Umweltveränderung kann langsam und lautos geschehen, sie kann aber auch, wie im Fall des Oberwiler Weihers durch willentlichen Planungsentscheid in einer einmaligen Aktion herbeigeführt werden und ruft Reaktionen jener Individuen oder Bevölkerungsgruppen hervor, die eigene Interessen gefährdet sehen. Am Beispiel Oberwil wird sichtbar, dass um die Nutzung der lebensnotwendigen Ressource Wasser verschiedene gesellschaftliche Kräfte konkurrieren. Zweitens dokumentieren die Zeugnisse über das bischöfliche Projekt, welcher Arbeitsaufwand und welches Kapital für ein solches Werk erforderlich sind. Sie vermitteln eine Vorstellung über Arbeitsorganisation und Arbeitsverhältnisse auf einer „Grossbaustelle" auf dem Lande. Das Thema stand bislang im Schatten einer handwerksgeschichtlichen Forschung, die aus Gründen, die hier nicht zu erläutern sind, die Stadt ins Zentrum ihres Blickfeldes stellte.


Für die Ernährung der Menschen im Mittelalter und in der Frühen Neuzeit spielte Fisch eine fast ebenso wichtige Rolle als Proteinlieferant wie Fleisch, dessen Konsum in der Fastenzeit und an vielen andern Tagen des Jahres verboten war. Meeresfische, gesalzen und in Holzfässern konserviert, fanden über den Fernhandel den Weg bis zu uns, doch liess sich der Fischbedarf mit der Importware nicht decken. Es war nötig, in künstlich angelegten Weihern in der Nähe der Konsumationszentren Fische in grösserer Menge zu züchten. Einen solchen Weiher anzulegen, beschloss Bischof Christoph von Utenheim 1506. Er liess darin Edelfische wie den Seesaibling („Rottel") und den Hecht züchten. Über den Bau des Weihers in Oberwil orientieren uns Akten im Staatsarchiv Liestal.



 

1. Der Bau des Weihers

Aus der Gemarkung Oberwil wurden mehr als 50 Juchert, also mind. 14 Hektaren ausgeschieden und 'ertränkt', wie es in der Quelle heisst. Zwei Weiherbecken wurden ausgehoben und die Ufer mit Pfählen befestet. Dazu benötigte man gegen 1 000 Eichen- und 400 Weidenpfähle. Um das Wasser des Birsigs zu stauen, wurde ein Wuhr errichtet, ferner konstruierten Zimmerleute eine Mühle und ein Teuchelsystem, um mit der Sperrung und Umleitung der Wasserzufuhr die Entleerung des Weihers zu ermöglichen. Es waren also Eingriffe in den Wald nötig, um das Baumaterial Holz zu beschaffen. Ausser den Pfählen brauchte es Dielen für die Fischerhütte, Bretter für die Herstellung und Reparatur der auf dem Platz benötigten Karren, Baumstämme für die Teuchel, ferner auch Axtholme, Spaten- und Schaufelstiele und anderes mehr. Dieses Holz suchte der Vogt zu Birseck in Metzerlen, Flüh, Allschwil, Therwil und im Reinacherholz aus. Die genannten Gemeinden waren nicht nur insofern mit dem Weiherbau konfrontiert, als in ihren Wäldern Holz geschlagen wurde, sondern etliche Männer wurden zu Diensten aufgeboten; mit ihren Pferdegespannen mussten sie die Hölzer nach Oberwil transportieren.
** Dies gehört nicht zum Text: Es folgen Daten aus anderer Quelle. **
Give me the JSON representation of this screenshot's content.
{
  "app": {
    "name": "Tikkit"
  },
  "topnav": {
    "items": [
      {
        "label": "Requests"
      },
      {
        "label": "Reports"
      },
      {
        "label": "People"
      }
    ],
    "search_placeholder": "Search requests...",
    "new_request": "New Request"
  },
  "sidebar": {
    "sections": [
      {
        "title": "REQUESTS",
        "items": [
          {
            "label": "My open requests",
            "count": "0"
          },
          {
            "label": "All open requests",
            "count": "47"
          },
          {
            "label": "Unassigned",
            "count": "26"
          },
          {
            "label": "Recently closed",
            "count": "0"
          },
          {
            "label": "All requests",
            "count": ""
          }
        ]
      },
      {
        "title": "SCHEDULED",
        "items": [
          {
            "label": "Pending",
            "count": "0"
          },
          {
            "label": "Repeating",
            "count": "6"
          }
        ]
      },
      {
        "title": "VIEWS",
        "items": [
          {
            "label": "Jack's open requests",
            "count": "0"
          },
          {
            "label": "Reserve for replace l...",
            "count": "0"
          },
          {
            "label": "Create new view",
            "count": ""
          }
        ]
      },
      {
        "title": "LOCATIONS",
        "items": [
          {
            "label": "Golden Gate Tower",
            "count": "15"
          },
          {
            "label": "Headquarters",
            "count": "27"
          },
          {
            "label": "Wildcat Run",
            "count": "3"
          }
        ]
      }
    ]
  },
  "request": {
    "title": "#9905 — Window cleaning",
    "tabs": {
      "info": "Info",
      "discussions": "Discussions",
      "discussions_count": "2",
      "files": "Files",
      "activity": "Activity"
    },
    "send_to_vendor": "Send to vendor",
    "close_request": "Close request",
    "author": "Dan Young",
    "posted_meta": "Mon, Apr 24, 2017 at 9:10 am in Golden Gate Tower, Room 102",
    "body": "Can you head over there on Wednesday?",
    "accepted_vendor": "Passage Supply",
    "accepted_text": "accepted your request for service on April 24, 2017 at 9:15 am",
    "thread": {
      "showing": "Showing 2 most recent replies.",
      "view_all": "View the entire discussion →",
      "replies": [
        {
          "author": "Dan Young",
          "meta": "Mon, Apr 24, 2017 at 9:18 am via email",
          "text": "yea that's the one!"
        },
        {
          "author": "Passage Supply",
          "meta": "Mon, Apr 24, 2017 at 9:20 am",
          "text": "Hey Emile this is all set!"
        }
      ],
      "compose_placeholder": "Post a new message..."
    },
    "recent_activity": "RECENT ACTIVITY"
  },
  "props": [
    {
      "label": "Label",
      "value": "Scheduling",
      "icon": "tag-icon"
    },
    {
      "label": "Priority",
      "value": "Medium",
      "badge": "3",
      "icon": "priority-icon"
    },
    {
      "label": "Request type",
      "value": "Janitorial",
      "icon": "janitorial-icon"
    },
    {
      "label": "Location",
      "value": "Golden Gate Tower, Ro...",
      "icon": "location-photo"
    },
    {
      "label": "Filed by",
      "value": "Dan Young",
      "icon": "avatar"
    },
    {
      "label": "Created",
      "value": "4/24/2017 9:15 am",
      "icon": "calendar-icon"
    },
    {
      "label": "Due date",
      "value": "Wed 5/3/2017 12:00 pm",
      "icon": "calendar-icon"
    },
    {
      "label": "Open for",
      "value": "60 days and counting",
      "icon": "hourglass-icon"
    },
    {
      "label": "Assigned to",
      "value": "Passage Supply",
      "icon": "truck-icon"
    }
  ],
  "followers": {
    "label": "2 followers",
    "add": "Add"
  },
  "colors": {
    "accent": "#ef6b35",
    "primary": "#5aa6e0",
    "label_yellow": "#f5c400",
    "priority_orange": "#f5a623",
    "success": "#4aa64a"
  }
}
Für die Durchfahrtsrechte auf den Wegen im Therwiler Bann holte der Vogt die Einwilligung der Geschworenen und „etlicher von der gemeindt" ein. Auch benötigte er für den Holzschlag das Einverständnis der Gemeindebehörden. Ausser Holzarbeitern und Fuhrleuten beschäftigte der Vogt zeitweise den Schmid Eberhard, der Werkzeug lieferte und Spaten- und Schaufelblätter reparierte sowie eipen Wagner, der die Karren instandstellte, Speichen, Achsen und Felgen ersetzte.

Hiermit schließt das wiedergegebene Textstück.